My leg has been bothering me more this week. The shrapnel in the right leg has a way of making itself known in the wet cold of early spring — an aching that isn't debilitating but that's there, a reminder that things happened that can't unhappen. I mentioned it to Dr. Stein at my Monday appointment and he referred me to the VA physical therapy department. I said I'd think about it. He gave me the look. I said I'd call them. I meant it this time.

Seventy-seven days dry. Mom made her rhubarb pie — the first of the year, the rhubarb coming up in the garden bed, the season's first pie. It tasted like spring and kept it.

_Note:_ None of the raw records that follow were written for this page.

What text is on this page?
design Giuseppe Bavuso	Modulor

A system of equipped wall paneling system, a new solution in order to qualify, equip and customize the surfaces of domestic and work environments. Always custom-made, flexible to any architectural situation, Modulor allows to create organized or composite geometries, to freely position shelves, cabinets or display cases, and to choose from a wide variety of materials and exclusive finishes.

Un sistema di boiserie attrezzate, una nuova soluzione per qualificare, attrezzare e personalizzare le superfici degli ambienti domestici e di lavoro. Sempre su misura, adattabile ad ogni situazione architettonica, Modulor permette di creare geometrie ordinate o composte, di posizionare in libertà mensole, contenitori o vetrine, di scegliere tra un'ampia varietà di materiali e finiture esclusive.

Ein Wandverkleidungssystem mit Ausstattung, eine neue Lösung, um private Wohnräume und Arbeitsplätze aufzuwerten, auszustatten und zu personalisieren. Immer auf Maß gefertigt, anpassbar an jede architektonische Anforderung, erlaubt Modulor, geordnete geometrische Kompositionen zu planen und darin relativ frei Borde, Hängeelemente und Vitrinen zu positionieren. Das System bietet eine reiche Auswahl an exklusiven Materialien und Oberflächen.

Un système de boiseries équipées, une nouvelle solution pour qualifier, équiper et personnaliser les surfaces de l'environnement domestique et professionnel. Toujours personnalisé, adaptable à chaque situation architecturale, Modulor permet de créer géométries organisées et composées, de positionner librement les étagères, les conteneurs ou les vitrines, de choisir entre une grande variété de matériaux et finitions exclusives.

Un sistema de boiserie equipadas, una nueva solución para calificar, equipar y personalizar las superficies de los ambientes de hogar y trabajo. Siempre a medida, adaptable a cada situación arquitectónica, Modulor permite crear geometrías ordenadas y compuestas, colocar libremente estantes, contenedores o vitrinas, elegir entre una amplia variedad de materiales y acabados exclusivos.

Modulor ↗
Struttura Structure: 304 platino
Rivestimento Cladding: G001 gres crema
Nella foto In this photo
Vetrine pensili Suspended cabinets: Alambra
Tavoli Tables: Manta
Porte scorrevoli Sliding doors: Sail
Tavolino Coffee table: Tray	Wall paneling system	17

Mom’s rhubarb pie was the first of the year — rhubarb up in the garden bed, the season finally delivering on something it had been promising for weeks — and it landed exactly right after a stretch that had asked a lot of all of us. There’s something about the first fruit dessert of spring that feels less like a recipe and more like a signal. This strawberry torte gives me that same feeling: simple enough to make on a tired evening, bright enough to remind you the calendar is turning, and exactly the kind of thing you bring to a table that has earned a little sweetness.

Strawberry Torte

Prep Time: 20 min | Cook Time: 35 min | Total Time: 55 min | Servings: 8

Ingredients

  • 1 cup all-purpose flour
  • 1 teaspoon baking powder
  • 1/4 teaspoon salt
  • 1/2 cup (1 stick) unsalted butter, softened
  • 3/4 cup granulated sugar, divided
  • 2 large eggs
  • 1 teaspoon pure vanilla extract
  • 1 pound fresh strawberries, hulled and halved
  • 1 tablespoon fresh lemon juice
  • 1 teaspoon cinnamon
  • 1 tablespoon turbinado or coarse sugar, for topping

Instructions

  1. Preheat and prepare. Heat oven to 350°F. Grease a 9-inch springform pan or round cake pan and line the bottom with parchment paper.
  2. Make the batter. In a medium bowl, whisk together flour, baking powder, and salt. In a large bowl, beat butter and 1/2 cup of the granulated sugar together until light and fluffy, about 3 minutes. Add eggs one at a time, beating after each addition, then mix in vanilla.
  3. Combine. Add the flour mixture to the butter mixture and stir until just combined — the batter will be thick. Spread evenly into the prepared pan.
  4. Prepare the strawberries. Toss halved strawberries with the remaining 1/4 cup sugar, lemon juice, and cinnamon. Arrange the strawberries cut-side down over the top of the batter in a single layer, pressing them in gently.
  5. Top and bake. Sprinkle the turbinado sugar evenly over the strawberries. Bake for 30 to 35 minutes, until the edges are golden and a toothpick inserted into the center of the cake portion comes out clean.
  6. Cool and serve. Let the torte cool in the pan for 15 minutes before releasing the springform sides or running a knife around the edge. Serve warm or at room temperature, plain or with a dollop of whipped cream.

Nutrition (per serving)

Calories: 285 | Protein: 3g | Fat: 13g | Carbs: 40g | Fiber: 2g | Sodium: 130mg

Ryan Gallagher
About the cook who shared this
Ryan Gallagher
Week 105 of Ryan’s 30-year story · Billings, Montana
Ryan is a thirty-one-year-old Army veteran and ranch hand in Billings, Montana, who cooks over open fire because microwaves feel dishonest and because the quiet of a campfire is the only therapy that works for him consistently. He hunts his own elk, catches his own trout, and makes a camp stew that tastes like the mountains smell. He doesn't talk much. But his food says everything.